Alcaraz hizo una vez más de dinamitero. Ese personaje – deleznable o atrabiliario desde numerosos puntos de vista- rinde tributo al PP y flota gracias a ello. Aznar llegó a pedir ante los asistentes el voto para su partido, mientras se rasgaba el muy hipócrita las vestiduras aduciendo que Zapatero ha “engañado a su país” en el ámbito del terrorismo. El Gran Mentiroso sobre la invasión militar de Irak y sobre la autoría del 11-M se permite acusar a Zapatero de embustero. Se oyeron en el Congreso diatribas e insultos gravísimos dedicados al presidente del Gobierno. Por ejemplo: “Zapatero carece de credibilidad. Sólo ha escupido odio sobre las víctimas (…) Llegó al poder de la forma que todos sabemos y cargado de odio por la muerte de su abuelo en la guerra civil”.
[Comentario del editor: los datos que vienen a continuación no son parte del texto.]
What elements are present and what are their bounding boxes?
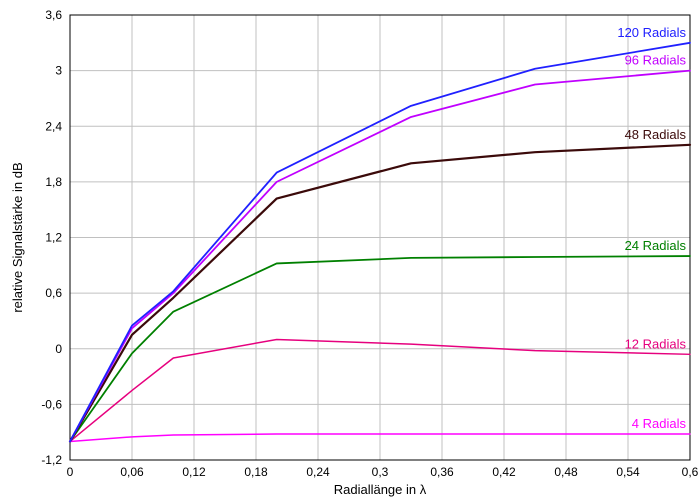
chart-bg xyxy=(0,0,700,500)
signal-strength-chart: 0 0,06 0,12 0,18 0,24 0,3 0,36 0,42 0,48 0,54 0,6 -… xyxy=(0,0,700,500)
y-tick-label: 1,2 xyxy=(45,231,62,245)
x-tick-label: 0,36 xyxy=(430,465,454,479)
series-label: 120 Radials xyxy=(617,25,686,40)
y-tick-label: 3,6 xyxy=(45,8,62,22)
y-tick-label: -0,6 xyxy=(41,397,62,411)
x-tick-label: 0,42 xyxy=(492,465,516,479)
y-tick-label: 2,4 xyxy=(45,119,62,133)
x-tick-label: 0,18 xyxy=(244,465,268,479)
x-tick-label: 0,48 xyxy=(554,465,578,479)
series-label: 96 Radials xyxy=(625,53,687,68)
x-tick-label: 0,12 xyxy=(182,465,206,479)
series-label: 12 Radials xyxy=(625,336,687,351)
y-tick-label: 0 xyxy=(55,342,62,356)
x-axis-title: Radiallänge in λ xyxy=(334,482,427,497)
series-label: 4 Radials xyxy=(632,416,687,431)
y-tick-label: 0,6 xyxy=(45,286,62,300)
x-tick-label: 0,54 xyxy=(616,465,640,479)
y-tick-label: 1,8 xyxy=(45,175,62,189)
series-label: 24 Radials xyxy=(625,238,687,253)
x-tick-label: 0,24 xyxy=(306,465,330,479)
x-tick-label: 0,3 xyxy=(372,465,389,479)
y-axis-title: relative Signalstärke in dB xyxy=(10,162,25,312)
x-tick-label: 0,6 xyxy=(682,465,699,479)
x-tick-label: 0 xyxy=(67,465,74,479)
y-tick-label: 3 xyxy=(55,64,62,78)
y-tick-label: -1,2 xyxy=(41,453,62,467)
series-label: 48 Radials xyxy=(625,127,687,142)
x-tick-label: 0,06 xyxy=(120,465,144,479)
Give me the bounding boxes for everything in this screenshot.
Pero no murió el capitán Rodríguez Lozano en la guerra civil en sentido estricto. Esta gente fanatizada del PP es incapaz de decir una sola verdad. Ni una. El abuelo de Rodríguez Zapatero fue fusilado, poco después del 18 de julio de 1936, por el delito de no haberse sumado al golpe de Estado del general Franco y del resto de uniformados fascistas. Su lealtad al régimen legítimo y democrático –que fue la II República- le costó la vida. Lo mataron vilmente. Algo parecido a como acostumbran a matar los terroristas de ETA. Aquellos lo hicieron por su España. Éstos por su Euskadi.